# NPD Awesome Landscape



## Augminished (Apr 1, 2012)

I bought this painting last December when I was in new york. I just picked it up from the frame store a couple days ago.

I just loved the simplicity of it and the modern look. 

It kind of reminded me of sound waves in a way.

















It is the New York skyline if you could not tell.


----------



## iRaiseTheDead (Apr 1, 2012)

I like that a lot man. How much did it cost you? I want one 
Have a fun trip to NY?


----------



## Augminished (Apr 1, 2012)

Here is a link to her website:

Paintings by Yvoni

Honestly, $100. The framing was a lot more but the painting was not expensive.

She opened a gallery so prices could have gone up. 

It was an awesome trip went to see The Book of Mormon!


----------



## Bigsby (Apr 2, 2012)

thats really awesome i like it a lot i see sound waves too


----------



## iRaiseTheDead (Apr 2, 2012)

Awesome!

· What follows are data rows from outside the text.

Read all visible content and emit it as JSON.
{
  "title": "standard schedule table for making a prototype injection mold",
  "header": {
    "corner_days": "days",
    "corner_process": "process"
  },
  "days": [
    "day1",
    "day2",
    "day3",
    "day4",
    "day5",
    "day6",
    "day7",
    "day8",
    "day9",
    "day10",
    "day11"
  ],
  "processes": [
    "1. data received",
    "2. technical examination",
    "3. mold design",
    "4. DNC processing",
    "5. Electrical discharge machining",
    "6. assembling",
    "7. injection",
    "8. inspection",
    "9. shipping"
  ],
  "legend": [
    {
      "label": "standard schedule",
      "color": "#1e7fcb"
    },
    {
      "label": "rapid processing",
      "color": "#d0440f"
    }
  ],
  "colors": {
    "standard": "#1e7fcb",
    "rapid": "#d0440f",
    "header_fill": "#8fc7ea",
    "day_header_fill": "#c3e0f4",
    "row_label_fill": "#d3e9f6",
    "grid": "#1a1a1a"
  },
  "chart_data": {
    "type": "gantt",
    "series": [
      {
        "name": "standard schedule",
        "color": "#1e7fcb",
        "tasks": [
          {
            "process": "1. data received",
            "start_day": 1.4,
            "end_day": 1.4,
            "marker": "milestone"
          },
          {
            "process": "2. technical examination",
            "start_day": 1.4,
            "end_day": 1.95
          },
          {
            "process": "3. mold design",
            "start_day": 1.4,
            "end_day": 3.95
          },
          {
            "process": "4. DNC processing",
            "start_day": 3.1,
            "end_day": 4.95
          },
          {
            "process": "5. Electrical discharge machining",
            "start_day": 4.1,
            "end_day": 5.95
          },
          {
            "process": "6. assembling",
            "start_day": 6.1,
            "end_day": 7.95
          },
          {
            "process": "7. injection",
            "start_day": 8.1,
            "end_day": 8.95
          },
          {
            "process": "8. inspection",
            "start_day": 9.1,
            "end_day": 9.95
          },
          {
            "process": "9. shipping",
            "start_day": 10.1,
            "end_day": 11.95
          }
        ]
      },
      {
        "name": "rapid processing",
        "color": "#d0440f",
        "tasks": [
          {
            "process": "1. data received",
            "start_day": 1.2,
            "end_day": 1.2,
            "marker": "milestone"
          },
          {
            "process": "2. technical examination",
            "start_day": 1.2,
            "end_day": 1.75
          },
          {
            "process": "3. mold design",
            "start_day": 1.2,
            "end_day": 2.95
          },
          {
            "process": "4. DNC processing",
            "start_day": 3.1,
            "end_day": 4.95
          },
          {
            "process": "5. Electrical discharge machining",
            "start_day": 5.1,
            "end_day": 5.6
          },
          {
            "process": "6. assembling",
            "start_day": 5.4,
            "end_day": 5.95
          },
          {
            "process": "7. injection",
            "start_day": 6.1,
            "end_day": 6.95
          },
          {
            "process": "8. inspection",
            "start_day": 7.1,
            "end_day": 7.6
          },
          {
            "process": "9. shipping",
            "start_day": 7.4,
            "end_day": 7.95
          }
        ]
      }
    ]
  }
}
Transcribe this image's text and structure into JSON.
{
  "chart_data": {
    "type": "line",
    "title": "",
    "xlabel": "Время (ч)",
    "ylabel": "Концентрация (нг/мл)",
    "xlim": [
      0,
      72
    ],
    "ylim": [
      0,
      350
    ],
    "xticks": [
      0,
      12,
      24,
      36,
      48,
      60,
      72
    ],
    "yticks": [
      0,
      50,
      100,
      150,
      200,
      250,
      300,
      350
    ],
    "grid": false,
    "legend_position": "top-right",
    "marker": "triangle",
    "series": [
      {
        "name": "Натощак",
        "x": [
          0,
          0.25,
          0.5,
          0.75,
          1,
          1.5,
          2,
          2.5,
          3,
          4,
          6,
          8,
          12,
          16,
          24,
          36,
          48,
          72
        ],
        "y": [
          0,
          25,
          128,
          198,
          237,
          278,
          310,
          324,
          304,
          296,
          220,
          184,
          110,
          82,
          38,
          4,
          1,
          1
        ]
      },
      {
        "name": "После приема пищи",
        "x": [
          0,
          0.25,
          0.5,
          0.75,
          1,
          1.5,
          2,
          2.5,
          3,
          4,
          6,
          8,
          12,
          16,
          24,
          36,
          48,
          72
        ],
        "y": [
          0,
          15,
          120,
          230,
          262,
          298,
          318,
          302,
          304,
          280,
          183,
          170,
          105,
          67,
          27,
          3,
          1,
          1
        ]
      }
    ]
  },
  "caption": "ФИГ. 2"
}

I'll check it out.


----------



## Sebastian (Apr 3, 2012)

That's a really nice painting! i really like the color combination and the simplicity


----------



## Furtive Glance (Apr 4, 2012)

I like it too. Also, I'm seeing 2 weird faces at the bottom center...


----------



## Augminished (Apr 4, 2012)

I see what you are talking about. Hmmm pretty cool!

If you split it down the center it kind of looks like a reflection. It also for some reason reminds me of Assassins Creed.


----------



## decypher (Apr 5, 2012)

It looks absolutely amazing! is it a print or an original, I mean for $100?!
(talking about giclee prints and stuff that do easily start in that price range. what are the measurements?)


----------



## Augminished (Apr 5, 2012)

Its about 12" by 24" 

I am positive it is an original. I actually sat down and talked to the artist and her husband for awhile (she did not speak very good English). She was very passionate about her work. I think she was from Russian (or the surrounding area can't exactly remember). 

She is an example of a starving artist. Quite sad and I truly hope someone discovers her.


----------